3. Whether to take a position on deleting F65.1 'Fetishistic Transvestism' or to retain it in a more specific form.
The overwhelming majority in this case argued for recommending deletion, on the grounds that any distress felt by people about their cross dressing behaviour could be addressed through more general categories of the type where people seek help without having a specific condition (so-called 'Z-codes'). There was no appetite for pathologising a harmless behaviour that is largely cultural in nature. The WHO's threshold for including anything of this nature is where a behaviour may be of specific harm to others. That threshold was not achieved here. One attendee argued that they would like to keep a specific category for helping patients in the extreme instances where the degree of cross dressing becomes out of control and the individual becomes afraid of compromising their job or family life, or getting into trouble with authorities. The majority argued that patients with this kind of need could be helped under broader classifications dealing with obsessional behaviours that reach clinically significant levels.
What happens now
As I said before, WPATH's views are not definitive. They are just one constituency listened to by the World Health Organisation … albeit an expert and influential group in this field.
The 'votes' taken around the table on these three issues are not the final say either. In each case the consensus (or division of opinion) informs the work which the organisation needs to do to consult with its wider membership before submitting definitive recommendations to the WHO. The degree of international consensus is indicative of the direction of travel though.

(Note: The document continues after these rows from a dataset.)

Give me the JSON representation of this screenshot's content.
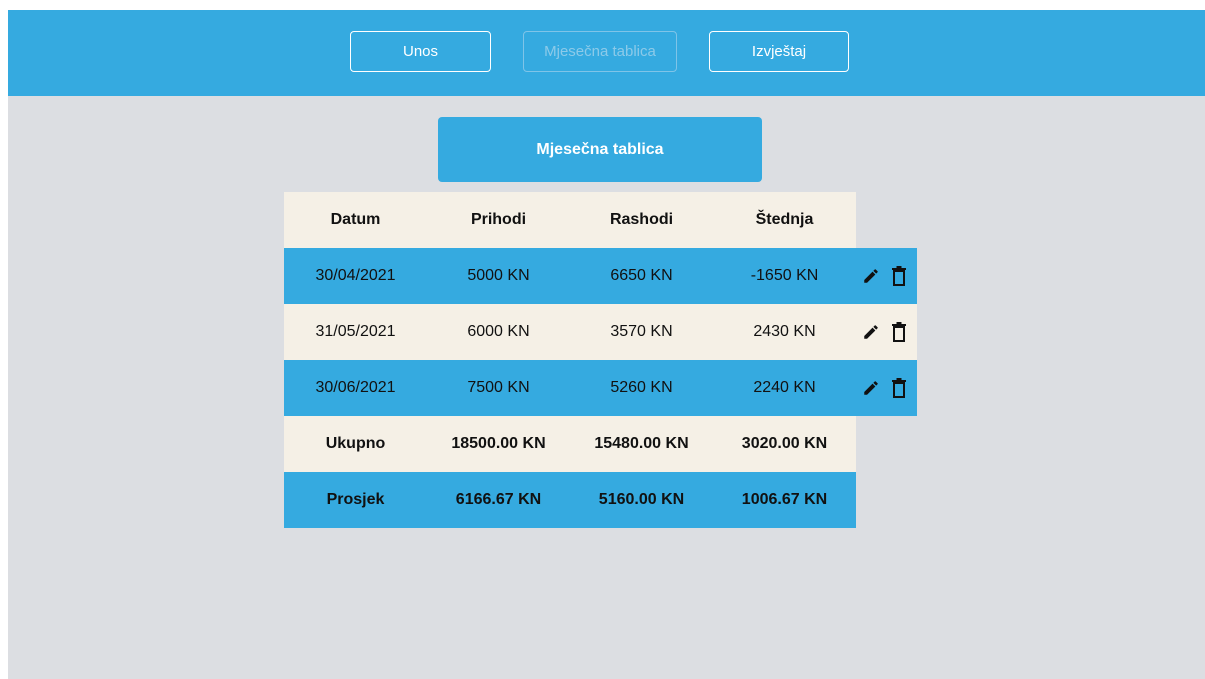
{
  "nav": {
    "items": [
      {
        "label": "Unos"
      },
      {
        "label": "Mjesečna tablica"
      },
      {
        "label": "Izvještaj"
      }
    ]
  },
  "page_title": "Mjesečna tablica",
  "table": {
    "headers": [
      "Datum",
      "Prihodi",
      "Rashodi",
      "Štednja"
    ],
    "rows": [
      {
        "datum": "30/04/2021",
        "prihodi": "5000 KN",
        "rashodi": "6650 KN",
        "stednja": "-1650 KN"
      },
      {
        "datum": "31/05/2021",
        "prihodi": "6000 KN",
        "rashodi": "3570 KN",
        "stednja": "2430 KN"
      },
      {
        "datum": "30/06/2021",
        "prihodi": "7500 KN",
        "rashodi": "5260 KN",
        "stednja": "2240 KN"
      }
    ],
    "total": {
      "label": "Ukupno",
      "prihodi": "18500.00 KN",
      "rashodi": "15480.00 KN",
      "stednja": "3020.00 KN"
    },
    "average": {
      "label": "Prosjek",
      "prihodi": "6166.67 KN",
      "rashodi": "5160.00 KN",
      "stednja": "1006.67 KN"
    }
  },
  "icons": {
    "edit": "pencil-icon",
    "delete": "trash-icon"
  },
  "colors": {
    "accent": "#35aae0",
    "cream": "#f5f0e6",
    "background": "#dcdee2"
  }
}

Overall, it was an immensely productive meeting, with a considerable meeting of minds on the topics for discussion, and respectful hearing of the opposite sides of the debate in the one case where there remains a clear division.
I made a case for WPATH to ensure that, as well as now updating their 800+ membership they should also reach out transparently to stakeholders and their organisations too, to ensure that all views are taken into account and balanced as well as possible. It is likely, for instance, that trans stakeholders may have divided views on a world level too. That is the challenge of the ICD … to come up with consistent medical classification that works in all cultures without running the risk of disadvantaging patients in some cultures for the advantage of those in others. It underlines why trans people need to continue working internationally too.